The median annual wage of a college grad with a computer, math or statistics degree is over $70,000. This is better than the vast majority of college majors, and compares really well with the median annual wage of high school grads, which is under $40,000. The conclusions are clear:
- Go to college
- Major in computers, math, statistics, architecture or engineering
- Otherwise, you’re screwed.
- Well, all right, majoring in education or psychology leads to crappy salaries, but at least it’s better than being just a high school grad.
Here is the data:
This is a test!
Trigger Warning! From here to the end of this post could trigger feelings of inadequacy among certain people. Others could feel anger towards the author, causing potentially dangerous heightening of the pulse rate. Others could feel that the author is hopelessly arrogant or elitist, resulting in generally uncomfortable feelings. So read on at your own risk.
This post is a test of whether you’re qualified to be a top computer programmer, or an outstanding achiever in any technical/quantitative field. The thoughts in this post up to this point summarize what the article accompanying the chart intends you to conclude, and what most people will think on looking at the chart.
The author of the article clearly failed the test.
Did you?
Understanding the data
If you haven’t already, look at the chart again. Note the big, fat explanation at the top. The endpoints of the lines represent 25th and 75th percentiles. The 75th percentile for high school grads is about $50,000. This means that a quarter of high school grads have salaries above that. The 25th percentile for computer etc. grads is roughly $50,000, perhaps a little more. Which means that a quarter of the computer etc. grads make less than $50,000. In summary: a quarter of high school grads have salaries that are greater than a quarter of college grads with degrees in computers, math or statistics. Read that sentence again. Get it? Did you figure it out before reading this?

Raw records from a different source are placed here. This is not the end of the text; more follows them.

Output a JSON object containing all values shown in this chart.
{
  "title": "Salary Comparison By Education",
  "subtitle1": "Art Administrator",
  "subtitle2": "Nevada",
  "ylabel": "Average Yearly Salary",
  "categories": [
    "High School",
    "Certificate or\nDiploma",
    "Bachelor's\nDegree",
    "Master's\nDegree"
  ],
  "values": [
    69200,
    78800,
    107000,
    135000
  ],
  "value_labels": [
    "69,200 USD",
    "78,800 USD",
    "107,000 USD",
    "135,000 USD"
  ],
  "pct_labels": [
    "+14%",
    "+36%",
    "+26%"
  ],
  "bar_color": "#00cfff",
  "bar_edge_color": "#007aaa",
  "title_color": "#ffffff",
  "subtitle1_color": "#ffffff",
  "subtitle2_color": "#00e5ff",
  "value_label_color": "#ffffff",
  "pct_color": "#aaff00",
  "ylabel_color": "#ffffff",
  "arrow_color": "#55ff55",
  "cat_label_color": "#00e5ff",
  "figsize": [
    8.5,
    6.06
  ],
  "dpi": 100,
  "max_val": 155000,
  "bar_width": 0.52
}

Implications for Hiring Computer Programmers
I hope you’ve just seen why, when I’ve hired people, I really haven’t given a %^* about their education or their degree – in fact, the higher the education and the fancier the degree, the more concerned I am to weed out the folks with bad attitudes, the ones who have been granted the knowledge and the certification to prove it, and want to spend their lives resting on and/or milking their degrees. Some of the best programmers I’ve met in decades of programming did not have college degrees. Most of the ones who are less than excellent and/or have “risen” in management are experts at glancing at things and reaching the wrong conclusions. Like most people do when looking at the salary chart above. FWIW, here are some good examples of drop-outs who did pretty well. Including the Wright Brothers -- after all, how hard can inventing the airplane be?
The people who are best in computing combine big-picture, visual/conceptual abilities with an utterly uncompromising attention to detail. Computer programs shouldn’t have even a single byte wrong, and the bytes should be selected and arranged according to a deep conceptual understanding of the problem at hand. Amateurs and pretenders don’t do well at either of these jobs, much less in combination.
Conclusion
If you care about attracting, selecting and retaining the very best software people, you would be well advised to alter your hiring practices as required to select the people who ... get ready for it ... can actually do the work! Really well! Having degrees or whatever is not nearly as correlated to that outcome as you might think.